Because his gallery is “the only ongoing ceramics exhibition space in Southern California,” Lloyd says he has “an obligation to present museum-quality exhibitions and operate as an educational facility” as well to pay the bills by selling art. His pristine space offers ceramics publications and examples of works by many artists as well as a program of solo shows.

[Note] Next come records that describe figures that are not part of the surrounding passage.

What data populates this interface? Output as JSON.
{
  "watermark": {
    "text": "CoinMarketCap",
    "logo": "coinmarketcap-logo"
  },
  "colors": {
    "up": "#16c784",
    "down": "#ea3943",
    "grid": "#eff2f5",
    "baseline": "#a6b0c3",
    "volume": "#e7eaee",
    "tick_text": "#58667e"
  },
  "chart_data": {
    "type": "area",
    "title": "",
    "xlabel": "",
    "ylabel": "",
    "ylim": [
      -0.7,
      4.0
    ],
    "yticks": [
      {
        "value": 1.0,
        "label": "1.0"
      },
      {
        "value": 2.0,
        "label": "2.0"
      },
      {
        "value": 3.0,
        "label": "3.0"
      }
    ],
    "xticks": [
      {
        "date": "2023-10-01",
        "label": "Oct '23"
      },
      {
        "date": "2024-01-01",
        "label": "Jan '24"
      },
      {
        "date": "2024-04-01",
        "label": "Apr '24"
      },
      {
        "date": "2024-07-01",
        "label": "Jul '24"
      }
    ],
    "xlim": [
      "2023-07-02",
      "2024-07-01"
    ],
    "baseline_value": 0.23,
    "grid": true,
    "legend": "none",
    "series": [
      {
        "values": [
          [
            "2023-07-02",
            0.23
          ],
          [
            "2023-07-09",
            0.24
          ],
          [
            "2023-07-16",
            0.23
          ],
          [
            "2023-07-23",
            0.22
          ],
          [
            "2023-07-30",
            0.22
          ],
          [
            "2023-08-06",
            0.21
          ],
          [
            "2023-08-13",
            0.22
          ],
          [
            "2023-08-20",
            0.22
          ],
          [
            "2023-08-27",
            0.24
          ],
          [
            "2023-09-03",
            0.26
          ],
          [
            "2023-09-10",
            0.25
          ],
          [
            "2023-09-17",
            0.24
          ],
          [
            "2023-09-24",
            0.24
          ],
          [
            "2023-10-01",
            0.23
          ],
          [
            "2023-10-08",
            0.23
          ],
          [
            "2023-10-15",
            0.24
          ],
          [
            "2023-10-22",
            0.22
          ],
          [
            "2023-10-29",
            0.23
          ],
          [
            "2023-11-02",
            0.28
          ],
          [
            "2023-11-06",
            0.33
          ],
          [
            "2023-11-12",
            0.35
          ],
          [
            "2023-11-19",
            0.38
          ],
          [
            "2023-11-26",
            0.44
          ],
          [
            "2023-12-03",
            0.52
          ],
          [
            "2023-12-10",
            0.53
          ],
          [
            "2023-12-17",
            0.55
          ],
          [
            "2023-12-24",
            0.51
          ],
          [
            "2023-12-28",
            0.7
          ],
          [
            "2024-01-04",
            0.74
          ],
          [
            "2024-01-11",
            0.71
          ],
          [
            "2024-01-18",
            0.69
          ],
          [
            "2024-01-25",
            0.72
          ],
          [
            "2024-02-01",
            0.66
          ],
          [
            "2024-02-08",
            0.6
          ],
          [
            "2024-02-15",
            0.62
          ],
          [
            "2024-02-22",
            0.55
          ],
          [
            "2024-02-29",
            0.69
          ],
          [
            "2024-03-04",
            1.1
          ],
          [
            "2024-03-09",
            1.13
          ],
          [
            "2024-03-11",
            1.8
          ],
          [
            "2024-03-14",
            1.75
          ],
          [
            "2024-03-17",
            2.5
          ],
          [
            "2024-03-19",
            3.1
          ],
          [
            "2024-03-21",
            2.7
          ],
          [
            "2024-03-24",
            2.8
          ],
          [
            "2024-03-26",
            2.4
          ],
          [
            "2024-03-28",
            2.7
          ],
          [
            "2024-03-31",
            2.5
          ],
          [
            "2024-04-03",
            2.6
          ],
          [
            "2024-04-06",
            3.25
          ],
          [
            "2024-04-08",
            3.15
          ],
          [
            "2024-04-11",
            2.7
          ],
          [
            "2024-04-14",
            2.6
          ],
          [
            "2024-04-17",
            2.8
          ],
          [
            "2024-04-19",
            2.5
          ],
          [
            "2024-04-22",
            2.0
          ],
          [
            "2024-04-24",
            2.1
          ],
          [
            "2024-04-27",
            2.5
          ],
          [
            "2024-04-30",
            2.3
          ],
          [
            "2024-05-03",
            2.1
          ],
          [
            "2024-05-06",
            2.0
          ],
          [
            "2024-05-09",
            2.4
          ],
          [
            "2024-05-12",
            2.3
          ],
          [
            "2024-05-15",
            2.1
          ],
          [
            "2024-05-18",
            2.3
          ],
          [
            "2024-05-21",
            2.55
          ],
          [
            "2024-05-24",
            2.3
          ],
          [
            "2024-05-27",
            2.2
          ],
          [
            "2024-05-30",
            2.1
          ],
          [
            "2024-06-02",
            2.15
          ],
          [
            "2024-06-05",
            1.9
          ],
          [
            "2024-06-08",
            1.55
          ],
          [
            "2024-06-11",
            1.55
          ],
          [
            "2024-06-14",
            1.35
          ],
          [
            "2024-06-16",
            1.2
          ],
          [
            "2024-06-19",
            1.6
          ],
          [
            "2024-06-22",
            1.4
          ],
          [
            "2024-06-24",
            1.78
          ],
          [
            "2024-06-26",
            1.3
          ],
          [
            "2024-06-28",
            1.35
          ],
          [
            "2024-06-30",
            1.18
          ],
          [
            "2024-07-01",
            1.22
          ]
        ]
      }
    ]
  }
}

Lloyd got his start with Garth Clark, a leading ceramics dealer and scholar who ran a gallery in Los Angeles from 1981 to 1995, along with the gallery he continues to operate in New York. When Lloyd opened his own gallery, in 1996, he decided to focus on major California figures -- Peter Voulkos, John Mason and Paul Soldner, whose work revolutionized the field in the 1950s and ‘60s -- and their successors. That remains his primary mission, but he has expanded the exhibition program to include ceramics from elsewhere in the United States and from Europe, Asia and Mexico.
Always on the go
Once they have established their identity at home, most Los Angeles dealers get out of town regularly.
“Galleries do not thrive in any city if they rely exclusively on a local audience,” Goulds says. Like many of his Los Angeles colleagues, he makes about half of his sales to out-of-state clients, but that was also the case when he operated a gallery in New York.

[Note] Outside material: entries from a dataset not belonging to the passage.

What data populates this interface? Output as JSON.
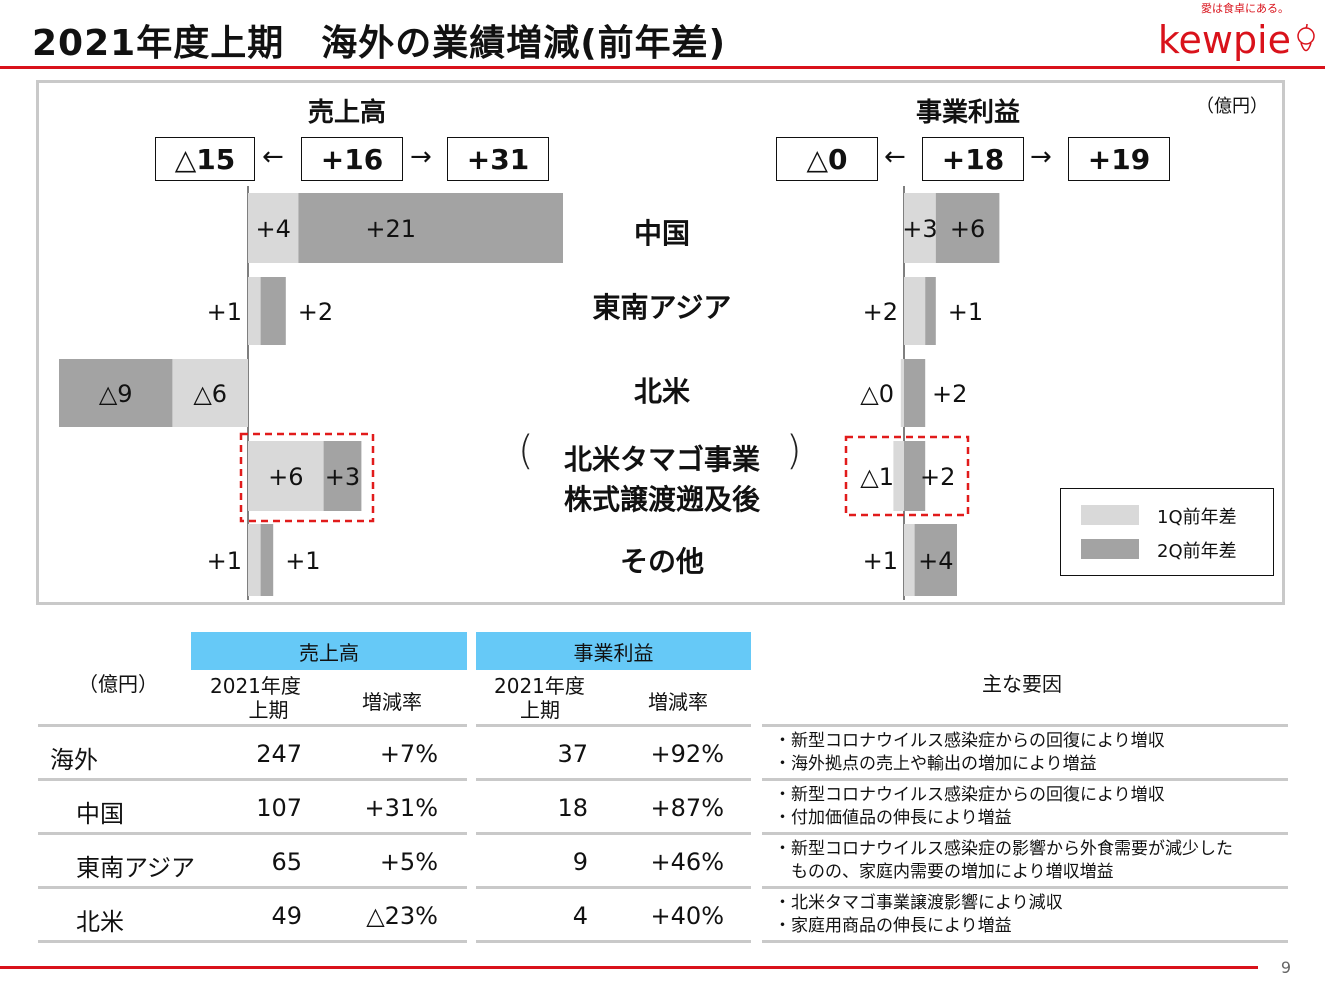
{
  "title": "2021年度上期　海外の業績増減(前年差)",
  "logo": {
    "text": "kewpie",
    "tagline": "愛は食卓にある。"
  },
  "page_number": "9",
  "chart": {
    "unit": "（億円）",
    "sales": {
      "title": "売上高",
      "left_box": "△15",
      "center_box": "+16",
      "right_box": "+31",
      "arrow_left": "←",
      "arrow_right": "→"
    },
    "profit": {
      "title": "事業利益",
      "left_box": "△0",
      "center_box": "+18",
      "right_box": "+19",
      "arrow_left": "←",
      "arrow_right": "→"
    },
    "categories": [
      "中国",
      "東南アジア",
      "北米",
      "北米タマゴ事業",
      "株式譲渡遡及後",
      "その他"
    ],
    "legend": [
      "1Q前年差",
      "2Q前年差"
    ],
    "colors": {
      "q1": "#d9d9d9",
      "q2": "#a3a3a3",
      "highlight": "#e11b1b"
    }
  },
  "chart_data": [
    {
      "type": "bar",
      "orientation": "horizontal",
      "stacked": true,
      "title": "売上高",
      "categories": [
        "中国",
        "東南アジア",
        "北米",
        "北米タマゴ事業 株式譲渡遡及後",
        "その他"
      ],
      "series": [
        {
          "name": "1Q前年差",
          "values": [
            4,
            1,
            -6,
            6,
            1
          ],
          "labels": [
            "+4",
            "+1",
            "△6",
            "+6",
            "+1"
          ]
        },
        {
          "name": "2Q前年差",
          "values": [
            21,
            2,
            -9,
            3,
            1
          ],
          "labels": [
            "+21",
            "+2",
            "△9",
            "+3",
            "+1"
          ]
        }
      ]
    },
    {
      "type": "bar",
      "orientation": "horizontal",
      "stacked": true,
      "title": "事業利益",
      "categories": [
        "中国",
        "東南アジア",
        "北米",
        "北米タマゴ事業 株式譲渡遡及後",
        "その他"
      ],
      "series": [
        {
          "name": "1Q前年差",
          "values": [
            3,
            2,
            -0.3,
            -1,
            1
          ],
          "labels": [
            "+3",
            "+2",
            "△0",
            "△1",
            "+1"
          ]
        },
        {
          "name": "2Q前年差",
          "values": [
            6,
            1,
            2,
            2,
            4
          ],
          "labels": [
            "+6",
            "+1",
            "+2",
            "+2",
            "+4"
          ]
        }
      ]
    }
  ],
  "table": {
    "unit": "（億円）",
    "sales_header": "売上高",
    "profit_header": "事業利益",
    "col_period": "2021年度 上期",
    "col_period_line1": "2021年度",
    "col_period_line2": "上期",
    "col_rate": "増減率",
    "reasons_header": "主な要因",
    "rows": [
      {
        "name": "海外",
        "sales": "247",
        "sales_rate": "+7%",
        "profit": "37",
        "profit_rate": "+92%",
        "reason1": "・新型コロナウイルス感染症からの回復により増収",
        "reason2": "・海外拠点の売上や輸出の増加により増益"
      },
      {
        "name": "中国",
        "sales": "107",
        "sales_rate": "+31%",
        "profit": "18",
        "profit_rate": "+87%",
        "reason1": "・新型コロナウイルス感染症からの回復により増収",
        "reason2": "・付加価値品の伸長により増益"
      },
      {
        "name": "東南アジア",
        "sales": "65",
        "sales_rate": "+5%",
        "profit": "9",
        "profit_rate": "+46%",
        "reason1": "・新型コロナウイルス感染症の影響から外食需要が減少した",
        "reason2": "　ものの、家庭内需要の増加により増収増益"
      },
      {
        "name": "北米",
        "sales": "49",
        "sales_rate": "△23%",
        "profit": "4",
        "profit_rate": "+40%",
        "reason1": "・北米タマゴ事業譲渡影響により減収",
        "reason2": "・家庭用商品の伸長により増益"
      }
    ]
  }
}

Caley Regen makes roughly 80% of her sales to Southern California collectors -- an unusually high percentage -- but travels frequently to attend openings of her artists’ out-of-town exhibitions and to show their work at fairs. “I feel like I spend 50% of my time in airplanes,” she says.
She is among 14 L.A. dealers who are gearing up to show their wares at the Dec. 5-8 debut of Art Basel Miami Beach, a U.S. offshoot of the venerable Swiss fair Art Basel.
“Art fairs are crucial to expanding your audience, especially if you are on the West Coast,” says Kristin Rey, who operates Sandroni Rey, a contemporary art gallery in Venice, with Tara Sandroni.
Other Los Angeles dealers expand their gallery business through related enterprises that require travel. Stephen Cohen organizes photography fairs in Los Angeles; Santa Fe, N.M.; and San Francisco. Robert Berman operates an art auction firm. Cirrus Gallery is affiliated with Cirrus Editions, a leading publisher of artists’ prints. Remba Gallery is an offshoot of Mixografia, which produces limited-edition works on handmade paper.
Photography dealer David Fahey, who operates the Fahey/Klein Gallery on La Brea Avenue with partner Ken Devlin, organizes traveling photography exhibitions accompanied by gallery-produced books. “If I just send a show to London, I have a 1-in-10 chance of getting significant press,” Fahey says. “If I do a book and send the artist, I have a good chance of getting coverage in the London Sunday Times. I sell the books, and the books help to sell the prints.”
High art amid pop culture
None of this is easy, but many dealers are committed.
“It might seem obvious to move to New York, but for me it’s not worth it,” says Christopher Grimes, who shows works by an international mix of artists at his gallery in Santa Monica. “If you choose to have a gallery here, you lose the power structure and competitive sense of New York and its proximity to Europe, but you gain a quality of life and great artists.”
Having an art gallery is “a subscription to a way of life,” Goulds says. “If you just want to make money, you’ll get nowhere fast.”
And labors of love bring rewards.
“This business is a trap,” says Patricia Faure, whose personal charm and stellar track record have made her the beloved grande dame of Bergamot Station. “If one show doesn’t work, you always think the next one will,” she says. “But next to having a child, this is the best thing I’ve ever done.”
As for plying high art in a pop culture town, it isn’t all bad. Stars don’t line up at their doors, but many dealers do a big chunk of their local business with collectors who work behind the scenes in the entertainment industry. And there’s something to be said for operating out of the limelight.
“We’re eclipsed by the Hollywood glare, but I think that’s a healthy thing,” Caley Regen says. “We can all just do our work.”